Secoué d'un frisson, le froid glacial pénétrait ses entrailles, un brouillard commençant à lui obscurcir la vue. Un mince filet d'argent semblable à un nuage de lumière jaillit de sa bouche et flotta comme une brume devant ses
yeux.

Bercé par la faim, la soif, les silences du toundra serait un supplice pour toute âme de mousse.. Ses désirs auraient pu être des ordres, Il aurait que cela cesse rapidement, mais tu n'es pas prince, Yoshitsune. Jurons muets et regard à terre, quand une voix vint attirer son attention à la vue de ce dernier volute d'argent.

Et parce qu’elle est tienne, elle t’a retrouvé là en ces lieux désertiques et glaciales. Tout ça parce qu’elle t’aime.

Aussi loin que porte son regard n'existe que l'espace, -il ne l’a voit même pas tout tenter pour le sauver- le cœur infini de ce pays où l'horizon commence là où termine le corps – et Yoshitsune se dit qu'il serait bon que tout perdure ainsi, que rien d’autre que sa vie ne s'arrête là, ni le démontage des panneaux de feutre des yourtes, ni le cliquetis des sangles qui battent aux flancs des chevaux.


Et tandis qu’il s’éveille et regarde par la fenêtre brièvement, il se questionne. Par quel sort injuste a-t-il atterri ici, sur ce lac de terre semé de bâtisses trouées d'un ciel dur et cerclé d'un fleuve à l'unique rivage ? D'où sortent ces lanternes dépourvues de flammes, ces sols lisses et glacials, ces deels morcelés, cousus de partout, sertis de cailloux plats et si fins que la moindre braise y creuserait des trous ?

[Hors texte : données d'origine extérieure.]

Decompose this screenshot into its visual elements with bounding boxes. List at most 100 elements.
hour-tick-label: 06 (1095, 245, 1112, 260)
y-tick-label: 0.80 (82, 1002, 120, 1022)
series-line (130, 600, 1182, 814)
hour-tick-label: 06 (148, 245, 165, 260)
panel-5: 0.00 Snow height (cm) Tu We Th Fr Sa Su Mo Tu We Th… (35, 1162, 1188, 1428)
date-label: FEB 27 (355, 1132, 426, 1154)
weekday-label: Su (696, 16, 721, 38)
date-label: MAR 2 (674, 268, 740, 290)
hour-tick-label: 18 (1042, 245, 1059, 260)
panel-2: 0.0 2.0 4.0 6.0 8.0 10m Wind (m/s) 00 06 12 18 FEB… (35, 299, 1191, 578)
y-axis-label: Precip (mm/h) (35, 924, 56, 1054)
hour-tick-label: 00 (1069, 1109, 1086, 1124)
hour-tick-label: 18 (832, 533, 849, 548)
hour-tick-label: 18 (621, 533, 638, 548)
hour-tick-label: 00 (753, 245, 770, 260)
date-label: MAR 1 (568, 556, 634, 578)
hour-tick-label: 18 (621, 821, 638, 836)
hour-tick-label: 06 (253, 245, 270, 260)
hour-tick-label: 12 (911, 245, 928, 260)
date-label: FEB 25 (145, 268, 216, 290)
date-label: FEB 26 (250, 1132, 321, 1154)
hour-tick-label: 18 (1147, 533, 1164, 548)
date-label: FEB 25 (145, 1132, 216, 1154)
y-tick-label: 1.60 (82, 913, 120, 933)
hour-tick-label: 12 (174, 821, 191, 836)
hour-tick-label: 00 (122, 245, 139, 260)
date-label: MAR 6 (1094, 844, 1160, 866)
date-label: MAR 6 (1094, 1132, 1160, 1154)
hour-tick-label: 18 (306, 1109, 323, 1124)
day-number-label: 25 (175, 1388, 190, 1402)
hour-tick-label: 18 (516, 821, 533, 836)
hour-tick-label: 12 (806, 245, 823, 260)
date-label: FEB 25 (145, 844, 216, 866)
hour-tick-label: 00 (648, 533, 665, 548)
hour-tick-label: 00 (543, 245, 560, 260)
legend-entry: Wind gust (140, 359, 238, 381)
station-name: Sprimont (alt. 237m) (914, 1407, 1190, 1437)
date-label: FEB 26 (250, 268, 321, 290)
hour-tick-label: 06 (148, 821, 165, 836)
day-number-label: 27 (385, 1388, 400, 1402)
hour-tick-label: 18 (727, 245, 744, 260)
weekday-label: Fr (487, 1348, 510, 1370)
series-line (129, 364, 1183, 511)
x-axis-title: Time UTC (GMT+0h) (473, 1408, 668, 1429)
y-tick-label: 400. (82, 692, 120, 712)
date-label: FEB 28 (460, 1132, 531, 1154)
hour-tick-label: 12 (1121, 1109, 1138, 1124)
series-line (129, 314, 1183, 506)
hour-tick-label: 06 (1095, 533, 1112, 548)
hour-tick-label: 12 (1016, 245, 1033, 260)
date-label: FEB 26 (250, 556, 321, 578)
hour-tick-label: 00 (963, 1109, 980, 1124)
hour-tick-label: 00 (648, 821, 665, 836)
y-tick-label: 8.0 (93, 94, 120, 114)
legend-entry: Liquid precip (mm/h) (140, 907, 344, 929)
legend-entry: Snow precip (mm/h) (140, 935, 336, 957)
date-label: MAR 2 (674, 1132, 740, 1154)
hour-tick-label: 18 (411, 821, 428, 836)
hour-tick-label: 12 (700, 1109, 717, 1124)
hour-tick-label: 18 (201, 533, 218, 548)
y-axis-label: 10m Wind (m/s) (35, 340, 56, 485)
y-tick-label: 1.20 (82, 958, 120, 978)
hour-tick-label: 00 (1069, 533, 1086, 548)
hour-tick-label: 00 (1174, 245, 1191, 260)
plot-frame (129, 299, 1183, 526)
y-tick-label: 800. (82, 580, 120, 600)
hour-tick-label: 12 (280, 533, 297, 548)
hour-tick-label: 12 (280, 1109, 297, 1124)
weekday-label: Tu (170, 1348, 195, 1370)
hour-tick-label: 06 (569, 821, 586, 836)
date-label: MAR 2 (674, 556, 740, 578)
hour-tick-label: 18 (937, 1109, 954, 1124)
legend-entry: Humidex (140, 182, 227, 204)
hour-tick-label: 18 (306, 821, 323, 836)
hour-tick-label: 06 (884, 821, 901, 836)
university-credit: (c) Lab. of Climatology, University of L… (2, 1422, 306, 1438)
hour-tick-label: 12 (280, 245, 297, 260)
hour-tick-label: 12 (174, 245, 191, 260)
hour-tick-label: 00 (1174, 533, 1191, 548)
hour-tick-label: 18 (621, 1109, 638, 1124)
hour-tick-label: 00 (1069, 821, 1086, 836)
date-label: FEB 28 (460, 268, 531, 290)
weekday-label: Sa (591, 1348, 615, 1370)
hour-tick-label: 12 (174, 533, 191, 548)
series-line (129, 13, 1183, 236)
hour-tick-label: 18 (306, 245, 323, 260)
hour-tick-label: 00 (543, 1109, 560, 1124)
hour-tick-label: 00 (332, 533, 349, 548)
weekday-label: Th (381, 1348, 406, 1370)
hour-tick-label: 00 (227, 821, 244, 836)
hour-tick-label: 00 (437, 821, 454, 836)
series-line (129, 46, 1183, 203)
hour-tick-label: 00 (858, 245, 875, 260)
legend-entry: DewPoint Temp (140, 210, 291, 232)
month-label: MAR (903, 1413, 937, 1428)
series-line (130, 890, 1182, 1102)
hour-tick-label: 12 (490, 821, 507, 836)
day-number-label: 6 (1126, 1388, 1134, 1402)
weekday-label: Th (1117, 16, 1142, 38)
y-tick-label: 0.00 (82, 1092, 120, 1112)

Que sont-ce ces jours tièdes à l'heure où le blizzard devrait déjà gémir d'un bout à l'autre de la plaine, ces pluies moins capricieuses que les humeurs des hommes et ces astres aux étranges lueurs ? Et quand lui rendra-t-on les siens, alors que voilà vingt et un jours qu'il erre parmi la glace et les propos inintelligibles qu'il est incapable de traduire, à manger des langages inconnus qui emplissent son esprit, à voir la solidarité qu'il supplie le rejeter sans scrupule ? A-t-il eu tort de s'être échappé de ce sanctuaire où il avait élu domicile, croyant tout d'abord avoir franchi le seuil du séjour des dieux ? Serait-il mort d'une autre manière que de faim et de douleur, aurait-il survécu à sa propre terreur ? Aurait-il jamais rencontré, à cet instant fragile, le sens de son existence ?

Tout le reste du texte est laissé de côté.